All of these companies have sold us down the river, and we may never Know the extent. But there is a track we can pursue, as we start the fight to take our country back. It’s called the Death Penalty, and it was used with great effect during the Clinton administration, by the Gun Rights Community against Smith & Wesson, when that company stabbed Gun Rights Advocates, and gun owners in the back, and tried to cut a sweet heart deal with the Clinton administration. The resultant boycott drove the company into bankruptcy. Verizon is the perfect candidate, a vast client base feeding them money on a monthly basics, Stop Paying, the broad money/ payment boycott, will start to go to the financial bottom line very quickly, and effect the other companies involved in these treasonous acts by a government out of control, and their Colaberationist, and Quisling friends. We must break them, or we all will be wearing their chains. Boycott Microsoft, any person, or company, national, or international, using any of their services, is having their economic, business, and sercurity data, directly stolen from them through the direct actions of Microsoft for NSA. Anyone still using their software or equipment is looking disaster in the face, as software users and communities refuse to have their data tainted by running in a windows or server environment. A non massively encrypted Cloud, is a dead man walking, and the present companies must prove their systems clean, and mil grade massivly encrypted or die. All communication systems we now use, must encrypt or die, we enter the new world, and there is no goling back.

FM Hilton (profile) says:

Bingo!

“If their actions are not illegal, would it not follow that anyone could collect metadata?
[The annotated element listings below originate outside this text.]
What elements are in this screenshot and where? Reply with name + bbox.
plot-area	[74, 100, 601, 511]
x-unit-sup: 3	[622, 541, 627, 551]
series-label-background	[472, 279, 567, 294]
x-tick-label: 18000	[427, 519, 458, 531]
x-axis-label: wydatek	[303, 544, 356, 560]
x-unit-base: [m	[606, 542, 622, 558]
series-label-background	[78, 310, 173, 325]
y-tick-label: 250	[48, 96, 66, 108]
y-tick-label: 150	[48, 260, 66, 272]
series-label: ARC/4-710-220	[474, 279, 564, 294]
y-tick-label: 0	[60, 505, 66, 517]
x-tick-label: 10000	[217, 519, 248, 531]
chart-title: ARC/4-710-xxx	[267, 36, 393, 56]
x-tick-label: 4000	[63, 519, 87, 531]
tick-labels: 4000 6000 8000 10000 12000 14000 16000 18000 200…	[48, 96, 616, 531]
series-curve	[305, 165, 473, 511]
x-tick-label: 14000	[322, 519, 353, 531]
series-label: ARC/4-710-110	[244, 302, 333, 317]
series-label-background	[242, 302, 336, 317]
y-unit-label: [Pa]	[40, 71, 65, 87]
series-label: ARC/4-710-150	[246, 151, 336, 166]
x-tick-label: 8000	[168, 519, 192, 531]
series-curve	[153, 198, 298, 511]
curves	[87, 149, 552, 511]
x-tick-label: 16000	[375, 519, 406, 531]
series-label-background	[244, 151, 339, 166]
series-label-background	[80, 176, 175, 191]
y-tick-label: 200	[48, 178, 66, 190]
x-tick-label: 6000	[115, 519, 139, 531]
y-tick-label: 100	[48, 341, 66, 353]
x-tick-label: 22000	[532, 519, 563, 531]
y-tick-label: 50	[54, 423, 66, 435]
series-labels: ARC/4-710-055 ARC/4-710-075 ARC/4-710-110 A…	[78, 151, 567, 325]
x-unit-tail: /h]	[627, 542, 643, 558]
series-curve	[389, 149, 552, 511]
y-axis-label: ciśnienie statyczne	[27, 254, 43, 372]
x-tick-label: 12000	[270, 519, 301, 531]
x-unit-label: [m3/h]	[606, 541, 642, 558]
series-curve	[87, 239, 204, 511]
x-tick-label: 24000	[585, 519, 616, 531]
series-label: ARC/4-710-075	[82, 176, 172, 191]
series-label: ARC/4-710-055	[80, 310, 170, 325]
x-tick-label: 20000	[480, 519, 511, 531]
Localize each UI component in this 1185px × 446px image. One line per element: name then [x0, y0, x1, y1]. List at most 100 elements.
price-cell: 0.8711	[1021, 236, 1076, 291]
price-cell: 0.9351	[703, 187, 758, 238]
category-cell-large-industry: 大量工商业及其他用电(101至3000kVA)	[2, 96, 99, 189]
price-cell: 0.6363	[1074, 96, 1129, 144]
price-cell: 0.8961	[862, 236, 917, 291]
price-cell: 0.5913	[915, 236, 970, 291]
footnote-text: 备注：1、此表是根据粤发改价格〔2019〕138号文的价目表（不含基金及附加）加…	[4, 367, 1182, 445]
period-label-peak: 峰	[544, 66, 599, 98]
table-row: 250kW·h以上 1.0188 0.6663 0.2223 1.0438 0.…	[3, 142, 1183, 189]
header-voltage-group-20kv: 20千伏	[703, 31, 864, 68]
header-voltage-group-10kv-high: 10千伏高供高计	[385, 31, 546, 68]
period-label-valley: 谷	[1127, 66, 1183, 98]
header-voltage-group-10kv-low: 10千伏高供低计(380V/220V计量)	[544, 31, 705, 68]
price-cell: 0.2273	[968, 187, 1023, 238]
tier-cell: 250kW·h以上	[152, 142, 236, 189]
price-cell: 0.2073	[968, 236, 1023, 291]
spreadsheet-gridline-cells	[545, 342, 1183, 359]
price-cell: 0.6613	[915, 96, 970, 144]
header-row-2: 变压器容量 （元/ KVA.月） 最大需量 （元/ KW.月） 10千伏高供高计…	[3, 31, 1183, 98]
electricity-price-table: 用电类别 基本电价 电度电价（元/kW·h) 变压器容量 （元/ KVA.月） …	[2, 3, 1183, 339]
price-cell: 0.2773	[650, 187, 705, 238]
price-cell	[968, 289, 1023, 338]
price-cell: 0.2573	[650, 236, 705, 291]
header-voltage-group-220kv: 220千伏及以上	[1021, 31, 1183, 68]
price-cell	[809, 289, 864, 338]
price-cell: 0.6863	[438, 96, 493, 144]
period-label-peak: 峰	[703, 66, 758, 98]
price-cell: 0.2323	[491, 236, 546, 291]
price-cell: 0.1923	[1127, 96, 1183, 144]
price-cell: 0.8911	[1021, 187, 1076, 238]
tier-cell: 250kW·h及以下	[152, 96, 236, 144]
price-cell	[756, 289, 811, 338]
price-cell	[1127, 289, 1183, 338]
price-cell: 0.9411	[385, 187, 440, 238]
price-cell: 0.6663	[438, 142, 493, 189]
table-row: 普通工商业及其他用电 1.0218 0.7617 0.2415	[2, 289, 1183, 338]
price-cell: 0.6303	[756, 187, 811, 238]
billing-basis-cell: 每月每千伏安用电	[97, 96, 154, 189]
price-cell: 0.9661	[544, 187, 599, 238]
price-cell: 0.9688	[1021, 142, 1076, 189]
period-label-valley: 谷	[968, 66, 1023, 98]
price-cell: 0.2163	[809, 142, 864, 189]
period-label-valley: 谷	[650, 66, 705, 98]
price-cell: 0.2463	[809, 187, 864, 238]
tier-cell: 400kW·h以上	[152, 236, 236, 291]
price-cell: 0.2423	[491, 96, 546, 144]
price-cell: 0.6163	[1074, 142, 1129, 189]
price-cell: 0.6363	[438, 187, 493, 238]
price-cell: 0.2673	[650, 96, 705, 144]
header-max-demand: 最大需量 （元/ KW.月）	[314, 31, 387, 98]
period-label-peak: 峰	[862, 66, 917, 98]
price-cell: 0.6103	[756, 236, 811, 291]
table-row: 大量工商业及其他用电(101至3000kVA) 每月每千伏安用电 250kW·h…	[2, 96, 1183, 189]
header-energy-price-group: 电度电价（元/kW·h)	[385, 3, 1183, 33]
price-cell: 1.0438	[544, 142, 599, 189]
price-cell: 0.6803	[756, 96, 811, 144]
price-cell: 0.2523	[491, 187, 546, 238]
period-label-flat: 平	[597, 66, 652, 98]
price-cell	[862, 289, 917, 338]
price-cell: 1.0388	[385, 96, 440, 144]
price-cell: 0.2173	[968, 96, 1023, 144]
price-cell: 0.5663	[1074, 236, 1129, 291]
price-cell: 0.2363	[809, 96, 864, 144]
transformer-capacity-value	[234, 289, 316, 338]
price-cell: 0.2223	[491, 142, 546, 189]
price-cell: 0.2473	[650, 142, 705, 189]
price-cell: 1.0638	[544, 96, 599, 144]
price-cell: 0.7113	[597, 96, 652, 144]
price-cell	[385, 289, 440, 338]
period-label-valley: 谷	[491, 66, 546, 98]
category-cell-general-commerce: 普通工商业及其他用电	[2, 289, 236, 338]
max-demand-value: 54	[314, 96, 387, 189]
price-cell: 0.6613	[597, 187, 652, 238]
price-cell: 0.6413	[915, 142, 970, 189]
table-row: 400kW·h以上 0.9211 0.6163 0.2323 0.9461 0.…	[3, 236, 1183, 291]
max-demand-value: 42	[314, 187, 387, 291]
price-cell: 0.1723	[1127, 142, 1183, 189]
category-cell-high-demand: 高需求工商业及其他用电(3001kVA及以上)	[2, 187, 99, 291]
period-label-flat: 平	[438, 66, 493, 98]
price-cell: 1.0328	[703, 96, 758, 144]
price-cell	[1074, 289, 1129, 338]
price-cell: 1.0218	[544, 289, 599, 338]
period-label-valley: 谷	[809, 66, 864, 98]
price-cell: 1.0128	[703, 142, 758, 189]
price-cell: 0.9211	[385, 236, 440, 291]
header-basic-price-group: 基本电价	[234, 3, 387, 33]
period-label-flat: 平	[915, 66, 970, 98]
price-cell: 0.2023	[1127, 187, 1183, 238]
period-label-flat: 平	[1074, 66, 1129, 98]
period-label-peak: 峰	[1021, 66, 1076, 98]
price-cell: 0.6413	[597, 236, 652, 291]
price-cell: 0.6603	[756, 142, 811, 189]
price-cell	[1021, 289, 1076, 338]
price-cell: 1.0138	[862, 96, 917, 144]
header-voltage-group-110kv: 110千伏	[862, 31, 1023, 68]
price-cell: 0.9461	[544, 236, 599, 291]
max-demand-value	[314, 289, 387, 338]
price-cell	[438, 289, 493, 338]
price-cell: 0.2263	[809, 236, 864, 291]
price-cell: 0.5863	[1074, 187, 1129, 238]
Say, by purchasing it from a company?”

Actually, the NSA isn’t the only group collecting metadata, but for different reasons.

Many stores have ‘loyalty cards’ which contain all the information they can get from you, your purchases, and your shopping habits: http://www.ehow.com/about_5349024_loyalty-card.html

Just because it’s not used against you doesn’t mean the data isn’t collected from you.

Remember that next time you go shopping.

ArkieGuy (profile) says:

LOOK or look?

The NSA says that they only LOOK at certain records, but to be able to find those records they have to look at all records (even if if’s just to index them).

So, by LOOKING for one record they SEARCH ALL OTHER RECORDS. To me this means that every search ABSOLUTELY involves the ACLU’s records being searched (to exclude them) without a warrant.

Just like a search warrant for a single apartment, doesn’t mean the police can search every other apartment in the complex (or heck, the whole country), this shouldn’t mean that all users can be searched.

Mike Raffety (profile) says:

What part of ...

PROBABLE and PARTICULAR do they not understand in the below?

“The right of the people to be secure in their persons, houses, papers, and effects, against unreasonable searches and seizures, shall not be violated, and no Warrants shall issue, but upon probable cause, supported by Oath or affirmation, and particularly describing the place to be searched, and the persons or things to be seized.”